A few years later and a little bit older, I remember long days of  running around the neighborhood. I would wake up in the morning and eat bowls and bowls of cereal (Blueberry Morning was a real favorite) while reading. My mom would tell me to focus on one or the other (in retrospect, she was right) but I would keep on downing cereal and taking in the words. Once I had carb-loaded, I’d head out the door.  I’d meet up with friends and we would spend hours running around. We’d ride our bikes, rollerblade, play tennis (and pretty much any other sport one can play outdoors), pop over to each other’s houses, and find creative ways to pass the time. We’d come home hours later tired and dirty.
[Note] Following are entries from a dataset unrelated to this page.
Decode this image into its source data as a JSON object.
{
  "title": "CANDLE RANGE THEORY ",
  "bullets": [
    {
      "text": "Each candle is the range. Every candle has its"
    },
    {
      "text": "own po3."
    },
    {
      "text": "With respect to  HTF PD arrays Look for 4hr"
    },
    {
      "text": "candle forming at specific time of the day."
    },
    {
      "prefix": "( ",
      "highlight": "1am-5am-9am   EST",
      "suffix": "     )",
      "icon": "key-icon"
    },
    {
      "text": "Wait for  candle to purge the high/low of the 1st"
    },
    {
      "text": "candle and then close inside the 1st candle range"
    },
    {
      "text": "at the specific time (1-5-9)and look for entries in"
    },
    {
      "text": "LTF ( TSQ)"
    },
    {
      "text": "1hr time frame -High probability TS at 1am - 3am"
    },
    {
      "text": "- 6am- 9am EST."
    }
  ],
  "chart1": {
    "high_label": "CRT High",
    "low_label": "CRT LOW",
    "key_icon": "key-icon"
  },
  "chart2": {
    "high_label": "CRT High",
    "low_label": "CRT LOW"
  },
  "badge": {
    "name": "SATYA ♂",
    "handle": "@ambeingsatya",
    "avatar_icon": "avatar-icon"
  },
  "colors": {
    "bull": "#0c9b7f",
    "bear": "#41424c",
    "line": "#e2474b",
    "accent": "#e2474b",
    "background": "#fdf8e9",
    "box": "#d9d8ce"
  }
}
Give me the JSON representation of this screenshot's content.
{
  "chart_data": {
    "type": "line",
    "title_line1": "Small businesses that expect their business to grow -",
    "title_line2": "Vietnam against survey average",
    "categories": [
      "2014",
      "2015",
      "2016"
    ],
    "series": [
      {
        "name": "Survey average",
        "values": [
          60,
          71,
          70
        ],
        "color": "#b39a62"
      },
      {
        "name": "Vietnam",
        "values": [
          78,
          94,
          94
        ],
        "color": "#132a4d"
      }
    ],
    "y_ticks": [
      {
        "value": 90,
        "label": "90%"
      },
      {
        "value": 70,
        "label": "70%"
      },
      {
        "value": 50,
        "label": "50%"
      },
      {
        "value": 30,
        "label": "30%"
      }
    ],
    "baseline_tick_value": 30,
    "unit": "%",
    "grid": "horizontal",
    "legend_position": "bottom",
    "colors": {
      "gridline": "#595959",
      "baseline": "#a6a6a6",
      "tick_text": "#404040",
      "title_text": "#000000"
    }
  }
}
Hot, sticky NY summers also called for a lot of ice cream and ice pops. For a while I was really into the patriotic, red, white and blue pops. This must have been before I became obsessed with chocolate.

Older still and we’d stop for bagels before spending the day at the beach. The Long Island beaches were always crowded once Memorial Day hit. We’d put on our tanning lotion (these were my pre-derm days; I wish I could take them back now that I see the sun damage on my face) and lay out on the beach for hours. We’d head back home tired and happy. On other days we’d hang out at a friend’s pool or canoe. And there was still ice cream.

So many memories – too many to jot down in one sitting, but I hope to pass these very same memories onto my own children. So looking forward to all that summer 2017 has in store!